Quando amanheceu, as três irmãs foram acordadas por sua madrasta, que abria a janela deixando que o sol da manhã inundasse o quarto. Apesar de estarem habituadas acordarem cedo, sempre ficavam irritadas com a luz matinal, mas Mary parecia apreciar isso.

— Damas não ficam na cama até depois das sete — Disse ela, como se fosse alguém superior. Anna fora a primeira a abrir os olhos e encarar a madrasta — Você está horrível, cheia de olheiras! Assim o seu pretendente vai desistir de fazer-lhe a corte.

Assim que soltou seu veneno para Natalie, Mary deixou o quarto cantarolando feliz. Anna observou a irmã e franziu o cenho ao constatar que era verdade. Pensou que deveria indicar um pouco do pó, que perfeitamente cobriria aquilo, mas também pensou na reação do pai. Da última vez que uma delas resolveu pintar o rosto, ouviu xingamentos e levou uma grande tapa na face. De acordo com os ingleses, aquilo não passava de vulgaridade. Mulheres decentes não usariam pinturas no rosto.

— De forma não exagerada, é possível cobrir — Anna disse. Natalie assentiu — De qualquer forma, não encare nosso pai.

As irmãs lavaram seus rostos e ajudaram uma a outra a se vestir, Agnes apertou o corset de Anna até deixa-la sem ar. Logo ela estava dentro de seu vestido rosa, em um tom bem claro. Tinha seu acabamento com rendas e fitilhos. Suas anáguas pinicavam a pele, mas as mulheres deveriam ignorar isso.

Logo as três estavam prontas para o desjejum em família. O pai e a madrasta já estavam à mesa, Anna, Natalie e Agnes desejaram bom dia, sentando-se em silêncio. Serviram-se com café, um pouco de bolo e pão.

— Minhas queridas filhas — Mary disse, chamando atenção das três, Anna sentiu seu estômago revirar com a voz fingida da madrasta. Perguntou-se se o pai não percebia — Estava falando com seu pai antes de vocês descerem e ele nos permitiu ir à cidade assim que terminarmos o café!

Comemorou. As meninas assentiram, em silêncio, mas Anna sabia que a madrasta esperava uma comemoração mais animada. Assim como o pai, que encarava as filhas. Estava completamente apaixonado pela jovem mulher, que o enfeitiçara por completo, e as filhas agora estavam em segundo plano na vida do homem.

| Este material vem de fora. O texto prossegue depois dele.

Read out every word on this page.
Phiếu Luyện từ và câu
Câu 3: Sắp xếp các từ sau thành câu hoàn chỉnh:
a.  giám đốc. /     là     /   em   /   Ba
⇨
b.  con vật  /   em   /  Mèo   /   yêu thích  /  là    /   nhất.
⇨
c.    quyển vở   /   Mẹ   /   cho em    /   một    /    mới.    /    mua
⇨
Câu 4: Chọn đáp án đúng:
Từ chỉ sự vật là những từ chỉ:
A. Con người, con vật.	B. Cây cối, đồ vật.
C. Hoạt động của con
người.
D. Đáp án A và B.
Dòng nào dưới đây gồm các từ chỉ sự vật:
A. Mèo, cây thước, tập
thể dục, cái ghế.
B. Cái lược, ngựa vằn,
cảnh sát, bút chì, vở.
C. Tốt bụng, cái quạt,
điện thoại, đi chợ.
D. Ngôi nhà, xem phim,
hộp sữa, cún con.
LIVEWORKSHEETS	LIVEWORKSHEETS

— Nós podemos ter um novo colar? — Natalie perguntou, Mary olhou em expectativa para o marido.

— Tudo para você, querida — O pai tinha um olhar iluminado. Estava fazendo um ótimo casamento para a filha mais velha e alguém deveria ficar orgulhoso disso — Agradeçam a suas irmãs por terem vestidos e joias novas.

— Em breve Natalie terá tantos vestidos que ela ficará indecisa sobre qual usar! — Mary declarou. Anna observou Natalie corar, e pensou na fortuna do futuro marido da irmã. Natalie moraria no palácio e nunca repetiria um figurino. Estaria adornada de joias e presentes.

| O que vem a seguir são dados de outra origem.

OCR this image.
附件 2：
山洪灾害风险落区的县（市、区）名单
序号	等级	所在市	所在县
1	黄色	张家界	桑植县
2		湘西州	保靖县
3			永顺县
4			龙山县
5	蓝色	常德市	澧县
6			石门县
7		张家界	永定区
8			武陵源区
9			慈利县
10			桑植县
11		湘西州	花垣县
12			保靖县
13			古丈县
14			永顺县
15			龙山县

O pai pareceu não gostar do comentário da esposa, que ficou calada com o olhar repreensivo. O resto da refeição foi um silêncio completo. Agnes fora a primeira a pedir licença e se retirar, Anna sabia que se dependesse da irmã, ela ficaria em casa tocando o dia inteiro. Até gostava da ideia, se Mary também ficasse. Ela simplesmente odiava o barulho do piano. E era um prazer observa-la fazer caretas enquanto grita por silêncio.

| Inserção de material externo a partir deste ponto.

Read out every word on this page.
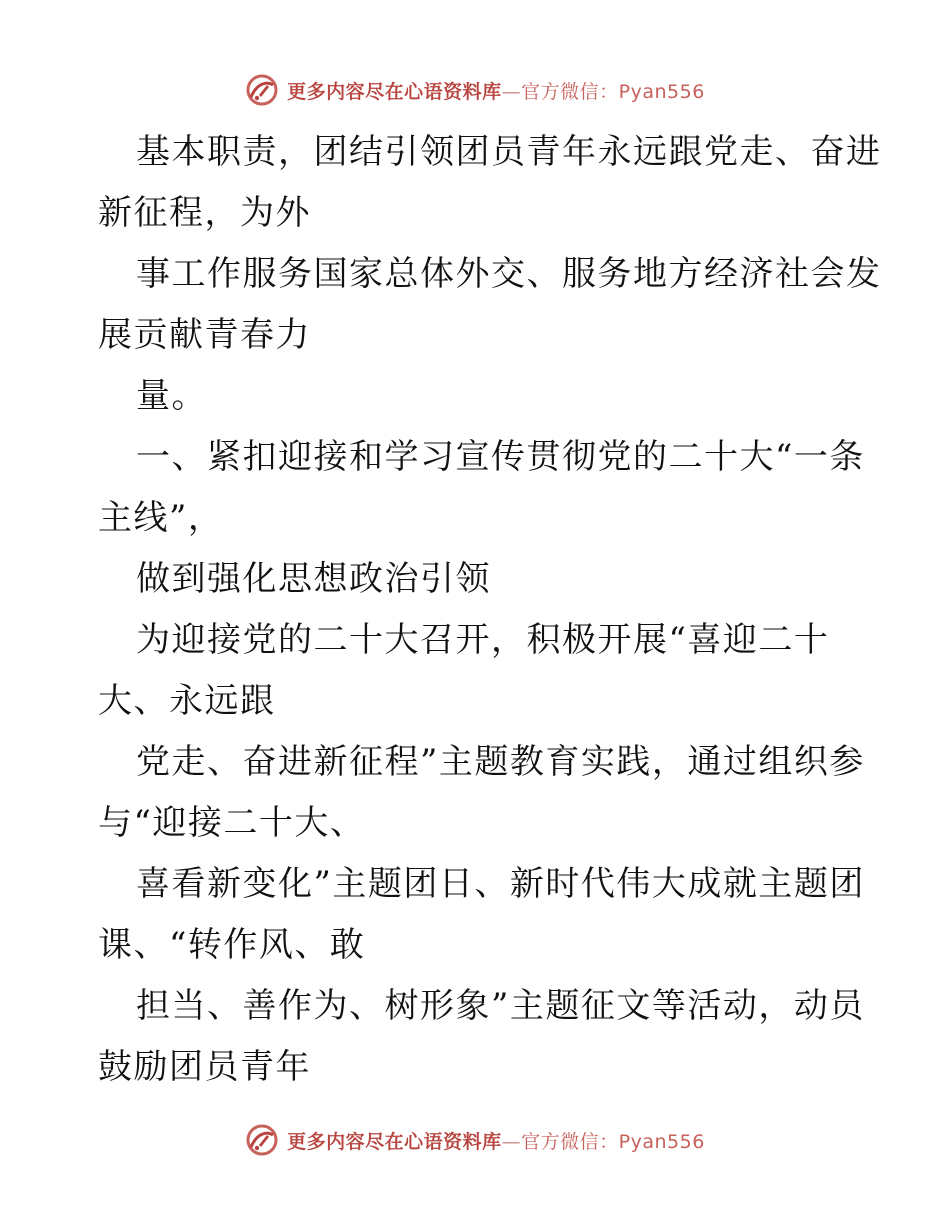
更多内容尽在心语资料库—官方微信：Pyan556
基本职责，团结引领团员青年永远跟党走、奋进
新征程，为外
事工作服务国家总体外交、服务地方经济社会发
展贡献青春力
量。
一、紧扣迎接和学习宣传贯彻党的二十大“一条
主线”，
做到强化思想政治引领
为迎接党的二十大召开，积极开展“喜迎二十
大、永远跟
党走、奋进新征程”主题教育实践，通过组织参
与“迎接二十大、
喜看新变化”主题团日、新时代伟大成就主题团
课、“转作风、敢
担当、善作为、树形象”主题征文等活动，动员
鼓励团员青年
更多内容尽在心语资料库—官方微信：Pyan556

Em meia hora as três estavam prontas, sentadas na carruagem, esperando por Mary, que recebia instruções do marido. Elas contorceram o rosto ao ver o pai beijando a esposa e fingiram não reparar. Mary entrou na carruagem com a ajuda de Sebastian, que dessa vez falava com o homem que controlava os cavalos. As meninas não puderam ouvir a conversar, mas acenaram em despedida para o pai.

A carruagem seguiu rumo à cidade, dali onde moravam, para o centro comercial daria quase vinte minutos a cavalo. A estrada de areia sacolejava a carruagem e os cavalos relinchavam a cada chicotada do homem que os guiava. Anna manteve seus olhos abertos, vidrados na campina. O trigo estava quase no ponto de colheita e logo seria vendido para o castelo. Seu pai era um cultivador e era disso que viviam. Fora isso que fizera sua pequena riqueza e lhes sustentara a uma vida confortável. Os longos equitares de terra pertenciam a sua mãe, fora dada ao seu pai no dia do casamento. Nenhuma das filhas herdaria suas terras. Com sorte, Mary teria um filho homem e este ficaria com tudo.

Anna encarou Natalie, as duas sorriram e seguraram a mão uma da outra. Certamente tinham o mesmo pensamento, não se consideram como as outras mulheres de sua idade. Tinham pensamentos e opiniões diferentes sobre casamentos e vida adulta. Mas, ainda assim, ambas tinham expectativas para o baile no castelo. Ver o Rei pessoalmente. Príncipes. Princesas. As músicas, a comida. O próprio castelo em si. Havia expectativa sobre tudo. E Anna até deixava seu estômago retorcer. Talvez lá, ela conheceria o homem com quem pudesse se casar. Odiava a hipótese de nada ser como os livros de romance que lia... Que não conseguiria amar o homem a quem iria prometer lealdade e amor eterno.

Entre devaneios, mal percebeu quando a carruagem parou e cocheiro abriu a pequena porta ajudando-a a descer, assim fizera com suas irmãs e madrasta. As ruas da cidade, apesar de cedo, já estavam inundadas de pessoas. Dali, Anna conseguia ver duas das suas lojas favoritas: a de flores, da sua querida amiga Dores, e também a que vendia os mais deliciosos doces.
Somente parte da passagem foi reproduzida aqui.